Determination of convective heat transfer from rotating workpieces in dry and laser-assisted turning processes

Abstract

The heat transfer from rotating workpieces in dry and laser-assisted machining turning operations has significant effect on the part temperature field and consequently the cutting forces, microstructure evolution and the thermoelastic behaviour of the workpiece. Process modelling and simulation require knowing the convective coefficient of heat transfer ‘h’. The determination of ‘h’ is, however, difficult because the need for measuring the position-and time-dependent temperature field in a rotating part. In this study, a method for determining h is presented, where the measurement of the temperature gradient at the surface is replaced by contactless measurement of the surface temperature.

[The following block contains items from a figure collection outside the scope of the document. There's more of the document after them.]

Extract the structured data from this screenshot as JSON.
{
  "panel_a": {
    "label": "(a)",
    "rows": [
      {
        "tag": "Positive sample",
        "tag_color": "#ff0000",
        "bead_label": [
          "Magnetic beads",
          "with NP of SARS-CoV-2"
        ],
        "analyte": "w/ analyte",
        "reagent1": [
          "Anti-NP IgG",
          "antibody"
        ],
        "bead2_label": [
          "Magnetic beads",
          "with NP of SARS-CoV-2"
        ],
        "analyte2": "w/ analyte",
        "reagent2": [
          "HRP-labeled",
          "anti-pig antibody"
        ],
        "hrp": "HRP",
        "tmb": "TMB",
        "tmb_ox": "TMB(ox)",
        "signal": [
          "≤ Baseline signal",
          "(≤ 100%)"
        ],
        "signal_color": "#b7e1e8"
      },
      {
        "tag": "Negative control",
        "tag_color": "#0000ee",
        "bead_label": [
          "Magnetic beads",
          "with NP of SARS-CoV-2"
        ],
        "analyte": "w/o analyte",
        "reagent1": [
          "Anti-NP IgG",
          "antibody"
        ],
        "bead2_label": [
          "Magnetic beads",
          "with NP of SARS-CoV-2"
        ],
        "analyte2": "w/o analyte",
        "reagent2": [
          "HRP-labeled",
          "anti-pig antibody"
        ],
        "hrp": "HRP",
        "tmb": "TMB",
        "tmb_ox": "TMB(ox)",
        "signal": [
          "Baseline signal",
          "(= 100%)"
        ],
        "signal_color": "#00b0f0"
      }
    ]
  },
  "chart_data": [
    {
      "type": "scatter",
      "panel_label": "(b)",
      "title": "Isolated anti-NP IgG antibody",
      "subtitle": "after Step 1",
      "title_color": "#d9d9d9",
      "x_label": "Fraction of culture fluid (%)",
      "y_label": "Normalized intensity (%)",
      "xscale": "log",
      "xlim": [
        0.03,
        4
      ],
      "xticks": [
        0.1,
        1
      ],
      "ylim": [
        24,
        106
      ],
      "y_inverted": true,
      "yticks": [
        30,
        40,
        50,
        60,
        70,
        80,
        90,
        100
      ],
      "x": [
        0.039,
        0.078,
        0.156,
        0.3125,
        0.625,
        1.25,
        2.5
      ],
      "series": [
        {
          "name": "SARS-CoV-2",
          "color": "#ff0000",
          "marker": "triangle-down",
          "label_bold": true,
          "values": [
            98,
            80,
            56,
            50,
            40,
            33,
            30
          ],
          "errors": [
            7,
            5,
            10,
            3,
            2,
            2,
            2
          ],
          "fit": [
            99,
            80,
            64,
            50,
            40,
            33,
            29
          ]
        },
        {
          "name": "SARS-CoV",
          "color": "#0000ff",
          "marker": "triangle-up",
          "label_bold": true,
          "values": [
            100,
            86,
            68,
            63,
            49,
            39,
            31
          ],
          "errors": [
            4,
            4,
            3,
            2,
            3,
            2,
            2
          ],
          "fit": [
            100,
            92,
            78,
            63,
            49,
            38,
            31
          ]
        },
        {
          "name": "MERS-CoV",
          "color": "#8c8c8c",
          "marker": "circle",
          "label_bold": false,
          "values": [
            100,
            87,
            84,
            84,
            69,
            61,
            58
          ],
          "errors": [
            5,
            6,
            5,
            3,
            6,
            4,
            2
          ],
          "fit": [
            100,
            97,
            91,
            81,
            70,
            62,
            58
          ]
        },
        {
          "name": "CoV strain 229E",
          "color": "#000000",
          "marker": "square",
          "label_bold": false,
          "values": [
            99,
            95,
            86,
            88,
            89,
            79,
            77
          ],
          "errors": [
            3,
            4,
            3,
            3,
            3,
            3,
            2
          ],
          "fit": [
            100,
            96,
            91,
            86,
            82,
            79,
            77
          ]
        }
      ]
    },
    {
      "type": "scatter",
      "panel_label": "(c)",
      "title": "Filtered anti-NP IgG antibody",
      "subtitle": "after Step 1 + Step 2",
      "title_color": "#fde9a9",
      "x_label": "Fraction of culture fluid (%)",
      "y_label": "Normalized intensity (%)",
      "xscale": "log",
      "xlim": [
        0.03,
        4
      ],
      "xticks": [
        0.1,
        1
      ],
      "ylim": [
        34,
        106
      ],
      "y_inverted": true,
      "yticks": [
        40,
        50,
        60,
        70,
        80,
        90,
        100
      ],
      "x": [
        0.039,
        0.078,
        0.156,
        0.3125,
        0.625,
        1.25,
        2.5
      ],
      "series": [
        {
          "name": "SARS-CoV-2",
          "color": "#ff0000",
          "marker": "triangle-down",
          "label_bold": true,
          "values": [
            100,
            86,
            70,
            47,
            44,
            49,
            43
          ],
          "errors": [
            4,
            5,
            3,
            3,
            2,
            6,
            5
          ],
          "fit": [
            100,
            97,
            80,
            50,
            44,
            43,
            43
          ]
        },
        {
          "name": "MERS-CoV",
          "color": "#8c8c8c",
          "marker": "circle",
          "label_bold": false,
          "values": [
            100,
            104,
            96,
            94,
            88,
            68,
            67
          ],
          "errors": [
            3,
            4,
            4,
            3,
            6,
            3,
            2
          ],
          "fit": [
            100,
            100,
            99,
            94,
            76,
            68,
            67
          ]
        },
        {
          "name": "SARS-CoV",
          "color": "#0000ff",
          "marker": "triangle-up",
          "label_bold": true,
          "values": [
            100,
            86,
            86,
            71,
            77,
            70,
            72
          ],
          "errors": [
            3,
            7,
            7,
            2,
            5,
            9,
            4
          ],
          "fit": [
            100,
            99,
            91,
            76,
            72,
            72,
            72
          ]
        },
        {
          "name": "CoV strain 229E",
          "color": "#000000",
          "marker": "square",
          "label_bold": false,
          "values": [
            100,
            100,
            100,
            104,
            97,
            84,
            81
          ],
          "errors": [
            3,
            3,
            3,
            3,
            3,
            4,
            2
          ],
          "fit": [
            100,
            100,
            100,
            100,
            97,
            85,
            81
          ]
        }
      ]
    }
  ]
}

This avoids the insertion of thermocouples into the rotating workpiece and the need for a slip ring. In this approach, ‘h’ is also related to a physically meaningful parameter, which is characterised by its universality, as it can be calculated or measured for parts of various geometric forms, and its insensitivity to the initial conditions. Using the FE method, the design of the experiment, in terms of the part aspect ratio (length-to-diameter) and the thermal end effect, was established. The effect of the temperature dependence of the material thermal properties and surface radiation on the accuracy of determining ‘h’ has been assessed. The accuracy of the method has been validated using reliable experimental data.